Plus que jamais l’enseignement supérieur et la recherche ont besoin de financements et sont donc parfois tributaires d’intervenants étrangers pas forcément bien intentionnés dénonce la Délégation parlementaire au renseignement dans son Rapport 2022-2023. Des influences extérieures avec « comme principal levier la dépendance financière qui peut avoir une influence sur le contenu des cours, le matériel pédagogique ou la programmation d’événements ». Réunies au sein de The Guild of European Research Intensive Universities, 21 universités, dont Paris Cité pour la France, soulignent justement dans une note la « nécessité d’une internationalisation responsable ».

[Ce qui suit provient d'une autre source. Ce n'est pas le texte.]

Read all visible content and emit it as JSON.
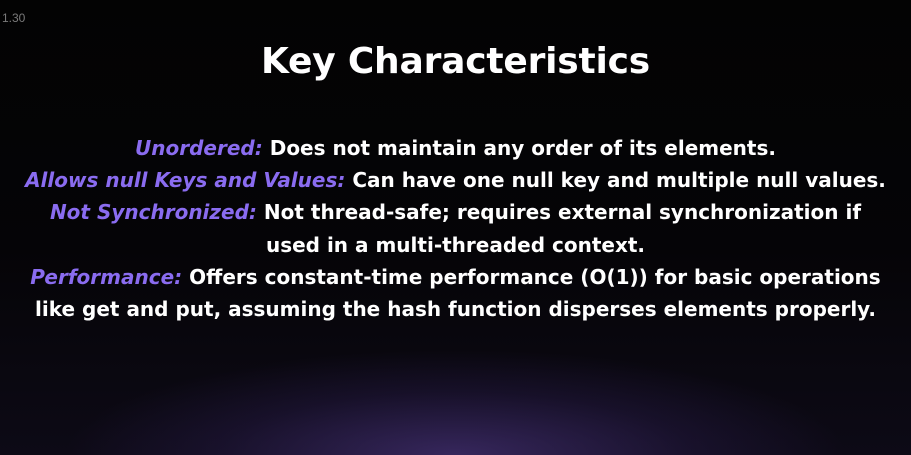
{
  "version_label": "1.30",
  "title": "Key Characteristics",
  "colors": {
    "background": "#000000",
    "accent_purple": "#8a6cf0",
    "text": "#ffffff"
  },
  "points": [
    {
      "term": "Unordered:",
      "description": "Does not maintain any order of its elements."
    },
    {
      "term": "Allows null Keys and Values:",
      "description": "Can have one null key and multiple null values."
    },
    {
      "term": "Not Synchronized:",
      "description": "Not thread-safe; requires external synchronization if used in a multi-threaded context."
    },
    {
      "term": "Performance:",
      "description": "Offers constant-time performance (O(1)) for basic operations like get and put, assuming the hash function disperses elements properly."
    }
  ]
}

En ligne de mire essentiellement les accords avec des universités chinoises mais aussi la présence d’étudiants chinois. Entre avril 2018 et septembre 2021, une étudiante chinoise a ainsi sporadiquement espionné un laboratoire de recherches à Strasbourg et un autre à Metz selon les DNA. L’étudiante se laissait enfermer dans les locaux, la nuit et parfois même le week-end. Repérée par les services de sécurité, elle est repartie dans son pays sans être inquiétée après avoir soutenu sa thèse. Un sujet sur lequel revient plus largement L’Express dans son article Espionnage chinois : de l’ENA à Polytechnique, le réveil douloureux des grandes écoles. « Nos interactions avec les personnels de défense et de sécurité sont de de plus en plus fortes. Il est de plus en plus compliqué de recevoir des doctorants et des étudiants notamment sur des technologies à double usage, c’est-à-dire également exploitables dans le monde de la défense, ce qui nous concerne très largement sur les drones, génie océanique etc. », confie Jean-Baptiste Avrillier, le directeur de Centrale Nantes.

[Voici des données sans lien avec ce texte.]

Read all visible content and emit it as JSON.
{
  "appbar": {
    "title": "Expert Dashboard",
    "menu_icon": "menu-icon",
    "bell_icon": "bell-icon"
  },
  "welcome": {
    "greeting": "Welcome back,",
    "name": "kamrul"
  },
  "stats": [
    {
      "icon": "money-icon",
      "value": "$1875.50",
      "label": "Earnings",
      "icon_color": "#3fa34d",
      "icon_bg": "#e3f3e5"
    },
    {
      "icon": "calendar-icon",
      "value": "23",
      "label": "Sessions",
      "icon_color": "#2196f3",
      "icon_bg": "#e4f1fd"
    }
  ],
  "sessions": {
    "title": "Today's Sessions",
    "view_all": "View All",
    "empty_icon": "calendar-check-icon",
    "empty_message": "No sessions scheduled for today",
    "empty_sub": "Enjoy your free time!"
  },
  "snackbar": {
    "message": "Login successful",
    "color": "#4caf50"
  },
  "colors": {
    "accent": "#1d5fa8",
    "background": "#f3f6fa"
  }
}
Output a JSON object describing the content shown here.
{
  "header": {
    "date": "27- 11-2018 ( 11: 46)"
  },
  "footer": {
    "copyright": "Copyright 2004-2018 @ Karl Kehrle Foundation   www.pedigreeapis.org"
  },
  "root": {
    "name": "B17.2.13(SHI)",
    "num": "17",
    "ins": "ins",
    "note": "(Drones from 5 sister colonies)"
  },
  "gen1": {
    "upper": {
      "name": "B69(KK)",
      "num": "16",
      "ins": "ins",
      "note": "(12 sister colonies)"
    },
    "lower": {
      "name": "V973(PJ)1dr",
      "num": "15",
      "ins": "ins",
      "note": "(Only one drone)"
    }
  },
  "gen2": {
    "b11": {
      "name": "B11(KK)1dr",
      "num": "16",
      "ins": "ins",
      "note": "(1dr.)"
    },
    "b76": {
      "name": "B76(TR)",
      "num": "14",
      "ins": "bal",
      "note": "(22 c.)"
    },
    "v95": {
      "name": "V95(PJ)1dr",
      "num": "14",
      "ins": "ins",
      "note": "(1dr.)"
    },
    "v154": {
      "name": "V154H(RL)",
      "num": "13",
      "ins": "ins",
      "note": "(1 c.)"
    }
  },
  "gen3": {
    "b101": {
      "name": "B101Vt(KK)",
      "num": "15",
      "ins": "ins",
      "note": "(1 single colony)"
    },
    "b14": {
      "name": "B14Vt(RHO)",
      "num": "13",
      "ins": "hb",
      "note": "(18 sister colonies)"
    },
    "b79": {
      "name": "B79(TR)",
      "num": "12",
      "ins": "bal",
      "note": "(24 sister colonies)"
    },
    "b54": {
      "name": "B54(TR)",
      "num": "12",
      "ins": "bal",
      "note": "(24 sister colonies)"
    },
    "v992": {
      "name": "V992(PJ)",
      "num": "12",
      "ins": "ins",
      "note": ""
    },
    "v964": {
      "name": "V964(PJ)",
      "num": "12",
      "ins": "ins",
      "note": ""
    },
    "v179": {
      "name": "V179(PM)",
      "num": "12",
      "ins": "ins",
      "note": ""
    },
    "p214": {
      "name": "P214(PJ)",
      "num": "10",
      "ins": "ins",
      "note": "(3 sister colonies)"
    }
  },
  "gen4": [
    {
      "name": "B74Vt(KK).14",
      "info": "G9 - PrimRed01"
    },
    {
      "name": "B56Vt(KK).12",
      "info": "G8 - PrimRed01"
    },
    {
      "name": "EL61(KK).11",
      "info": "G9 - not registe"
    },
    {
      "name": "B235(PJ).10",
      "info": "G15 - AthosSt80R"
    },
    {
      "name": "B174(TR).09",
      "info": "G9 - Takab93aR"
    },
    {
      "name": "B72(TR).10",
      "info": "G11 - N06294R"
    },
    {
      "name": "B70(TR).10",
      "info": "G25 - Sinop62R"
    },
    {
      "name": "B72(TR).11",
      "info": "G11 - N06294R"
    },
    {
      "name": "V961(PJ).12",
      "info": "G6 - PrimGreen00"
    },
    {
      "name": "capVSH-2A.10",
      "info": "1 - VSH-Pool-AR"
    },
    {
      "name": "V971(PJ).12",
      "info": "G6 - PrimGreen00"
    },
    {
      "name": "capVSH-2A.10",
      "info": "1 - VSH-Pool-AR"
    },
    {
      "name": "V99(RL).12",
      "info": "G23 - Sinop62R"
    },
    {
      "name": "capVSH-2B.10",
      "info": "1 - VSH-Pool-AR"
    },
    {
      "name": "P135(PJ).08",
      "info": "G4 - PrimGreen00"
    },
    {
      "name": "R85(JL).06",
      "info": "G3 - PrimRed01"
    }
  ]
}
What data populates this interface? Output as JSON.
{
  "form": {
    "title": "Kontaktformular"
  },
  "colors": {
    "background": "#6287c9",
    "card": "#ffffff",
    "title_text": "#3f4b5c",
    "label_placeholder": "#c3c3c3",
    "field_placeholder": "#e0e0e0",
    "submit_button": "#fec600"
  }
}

Un sujet qu’on retrouve un peu partout en Europe. Au Royaume-Uni, les universités victimes d’espionnage industriel des Chinois révèle France Info. Plus de 40 universités britanniques sont confrontées à des activités malveillantes du gouvernement chinois. C’est ce que révèle une enquête du quotidien londonien « The Times ». Berlin met en garde contre des risques d’espionnage par des étudiants chinois établit de son côté BFM TV quand en Belgique le journal La Libre titre : Des espions chinois se font passer pour des étudiants dans les universités belges: Ecolo réclame la fermeture des Instituts Confucius. Aux États-Unis, Safety concerns could thwart Chinese students’ return to US s’inquiète même University World News.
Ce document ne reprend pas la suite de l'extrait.